Avant cette date, Bernard fut conducteur d’engins dans le bâtiment, puis encadra des jeunes dans une structure d’insertion. Il fut embauché au SIRTOMM comme chauffeur. Il est aujourd’hui responsable d’exploitation. Tous les matins, il prend son poste à 5 heures, en même temps que les agents de collecte. Son premier geste : la consultation de son répondeur, l’informant des bennes de déchèterie à évacuer dans la journée et à transférer sur les différentes plateformes de recyclage. « Je veille ensuite au départ des collectes et au bon déroulement des tournées ». Puis il contrôle les heures d’embauches et recense les points noirs des collectes. En fin de matinée, il s’assure, au retour des véhicules, de leur bon état de marche. Il suit également l’entretien des bennes de collecte et de tous les autres véhicules. C’est lui, par exemple, qui élabore la situation des stocks pneumatiques des poids lourds.
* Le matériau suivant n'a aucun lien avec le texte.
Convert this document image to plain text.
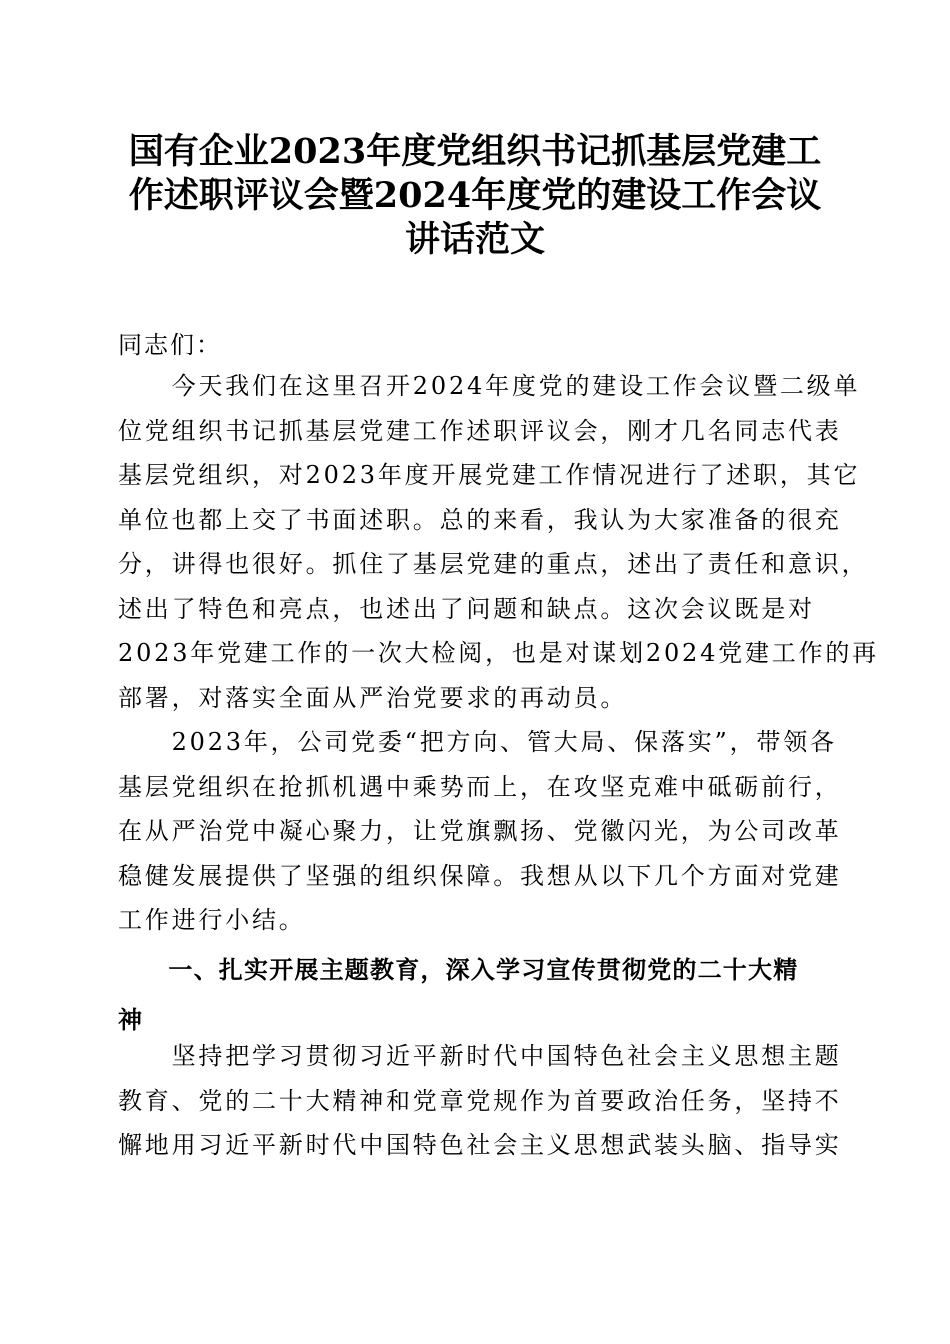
国有企业2023年度党组织书记抓基层党建工
作述职评议会暨2024年度党的建设工作会议
讲话范文
同志们：
　　今天我们在这里召开2024年度党的建设工作会议暨二级单
位党组织书记抓基层党建工作述职评议会，刚才几名同志代表
基层党组织，对2023年度开展党建工作情况进行了述职，其它
单位也都上交了书面述职。总的来看，我认为大家准备的很充
分，讲得也很好。抓住了基层党建的重点，述出了责任和意识，
述出了特色和亮点，也述出了问题和缺点。这次会议既是对
2023年党建工作的一次大检阅，也是对谋划2024党建工作的再
部署，对落实全面从严治党要求的再动员。
　　2023年，公司党委“把方向、管大局、保落实”，带领各
基层党组织在抢抓机遇中乘势而上，在攻坚克难中砥砺前行，
在从严治党中凝心聚力，让党旗飘扬、党徽闪光，为公司改革
稳健发展提供了坚强的组织保障。我想从以下几个方面对党建
工作进行小结。
　　一、扎实开展主题教育，深入学习宣传贯彻党的二十大精
神
　　坚持把学习贯彻习近平新时代中国特色社会主义思想主题
教育、党的二十大精神和党章党规作为首要政治任务，坚持不
懈地用习近平新时代中国特色社会主义思想武装头脑、指导实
Coté administratif : il valide les congés payés des agents et leur transmet l’état de leurs heures supplémentaires… Les nouveaux locaux du SIRTOMM ont l’air de lui convenir parfaitement : « Ca change vraiment nos conditions de travail, nous confie-t-il. Tous les véhicules peuvent être garés à l’intérieur du bâtiment, et le personnel dispose désormais d’une salle d’embauche, de douches et de sanitaires convenables ». Dans les années 90, c’est lui qui remplaçait Gérard lors de ses congés… Ce dernier reconnaît d’ailleurs l’importance de son travail : « Bernard, c’est l’homme toujours disponible : jour, nuit ; samedi, dimanche… Panne de camion, remplacement d'un agent manquant... Jusqu'à la mise en place d'une astreinte (très récente), Bernard a toujours été là pour rendre service ».